On the South Shore of Nova Scotia, the inventory has not been as desperate and the market there has remained fairly stable at a 6 months supply. But because there are more inventory and selection in this part of Nova Scotia, the South Shore is experiencing a 19% increase in the number of home sales this quarter compared to 2019, As a result, this has driven home prices up as well to 14% above last year.
Forecast for Upcoming Quarters
The areas of Halifax, Annapolis Valley, and most of Nova Scotia will have 3- 4 months’ worth of inventory well into the spring market. The number of listings may even dip lower as Sellers typically do not like to list in the winter whereas they have to maintain a home for showings during the snowy weather if they are in a position where it is not pertinent that they sell.
Nova Scotia will be in a sellers’ market for many months to come and that will continue to push home prices up.

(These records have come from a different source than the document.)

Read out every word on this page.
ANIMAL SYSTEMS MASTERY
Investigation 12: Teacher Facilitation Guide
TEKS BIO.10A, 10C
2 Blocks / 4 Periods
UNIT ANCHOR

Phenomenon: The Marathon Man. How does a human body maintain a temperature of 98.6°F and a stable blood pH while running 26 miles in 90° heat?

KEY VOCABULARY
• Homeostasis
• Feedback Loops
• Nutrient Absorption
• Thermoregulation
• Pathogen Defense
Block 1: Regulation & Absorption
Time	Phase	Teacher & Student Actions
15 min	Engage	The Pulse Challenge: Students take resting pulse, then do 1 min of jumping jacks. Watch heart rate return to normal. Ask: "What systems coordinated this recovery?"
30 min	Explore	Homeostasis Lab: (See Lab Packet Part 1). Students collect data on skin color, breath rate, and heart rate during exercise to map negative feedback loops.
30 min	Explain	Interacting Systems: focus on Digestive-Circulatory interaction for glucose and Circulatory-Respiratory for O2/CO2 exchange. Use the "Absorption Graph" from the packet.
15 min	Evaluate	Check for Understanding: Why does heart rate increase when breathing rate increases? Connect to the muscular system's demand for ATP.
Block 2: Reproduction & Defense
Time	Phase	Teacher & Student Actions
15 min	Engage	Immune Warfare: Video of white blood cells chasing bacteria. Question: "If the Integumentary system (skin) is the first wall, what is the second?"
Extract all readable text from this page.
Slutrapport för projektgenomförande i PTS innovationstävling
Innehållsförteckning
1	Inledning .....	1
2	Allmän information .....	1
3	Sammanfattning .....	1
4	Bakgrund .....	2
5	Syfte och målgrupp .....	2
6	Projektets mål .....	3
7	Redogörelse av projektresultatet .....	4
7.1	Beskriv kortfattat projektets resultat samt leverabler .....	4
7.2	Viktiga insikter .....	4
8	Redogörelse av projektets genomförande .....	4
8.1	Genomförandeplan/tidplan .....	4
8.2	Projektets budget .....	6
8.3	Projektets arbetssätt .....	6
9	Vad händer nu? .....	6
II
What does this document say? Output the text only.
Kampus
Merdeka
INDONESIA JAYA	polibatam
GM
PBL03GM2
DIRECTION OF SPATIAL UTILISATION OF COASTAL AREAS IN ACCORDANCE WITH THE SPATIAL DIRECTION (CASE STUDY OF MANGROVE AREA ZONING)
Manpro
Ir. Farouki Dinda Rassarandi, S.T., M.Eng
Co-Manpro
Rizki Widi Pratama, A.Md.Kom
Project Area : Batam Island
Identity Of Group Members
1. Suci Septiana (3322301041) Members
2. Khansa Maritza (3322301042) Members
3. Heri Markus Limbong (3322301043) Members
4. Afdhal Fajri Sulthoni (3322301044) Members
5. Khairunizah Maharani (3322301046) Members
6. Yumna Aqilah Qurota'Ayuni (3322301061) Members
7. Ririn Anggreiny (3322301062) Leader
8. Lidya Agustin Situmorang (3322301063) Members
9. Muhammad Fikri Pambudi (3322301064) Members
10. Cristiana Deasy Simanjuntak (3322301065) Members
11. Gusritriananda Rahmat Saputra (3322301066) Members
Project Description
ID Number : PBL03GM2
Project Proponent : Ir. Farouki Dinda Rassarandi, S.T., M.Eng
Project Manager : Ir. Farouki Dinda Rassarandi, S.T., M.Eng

There has been talking from buyers considering holding off buying because they are hoping for a lot of foreclosures to happen next year, due to homeowners losing jobs and not being able to make mortgage payments.
There are two reasons that this will unlikely happen. First of all, homeowners without work due to COVID are eligible to receive Government support. Or there are plenty of businesses looking for workers, so these homeowners should not be out of work for a long period.
Secondly, the mortgage changes that were implemented after the last housing crash, put homebuyers through fairly stringent application processes or “stress tests” to ensure that they could afford the mortgage payments even in harder times such as we are in.
Also, after the housing crash, home buyers got smarter and looked at their home purchase as an investment and equity builder as opposed to a personal line of credit from which to draw money from for trips and toys. Homeowners having more equity in their homes these days, then they are less likely to let them go into foreclosure for non-payment.
As coping with COVID becomes the new norm, the economy will start to stabilize. Inflation will then start to rise and shortly after will follow the interest rates.
Even with interest rates increase ¼ of a percentage point, that would mean an increase of 3% of a monthly mortgage payment. This could affect many buyers who are on the cusp of eligibility or prevent families from moving up to a home that fits their needs.
The Nova Scotia real estate market will not be cooling anytime soon. Due to our COVID protocols, Nova Scotia has been the national poster “child” for how to keep infections down and from spreading. Along with home affordability and desirable rural living, Buyers from away will continue to seek safety and security in Nova Scotia.
Home prices will continue to rise, but the interest rates will not stay this low for long. The foreclosures that buyers are holding out for will not happen, so the time to buy is now.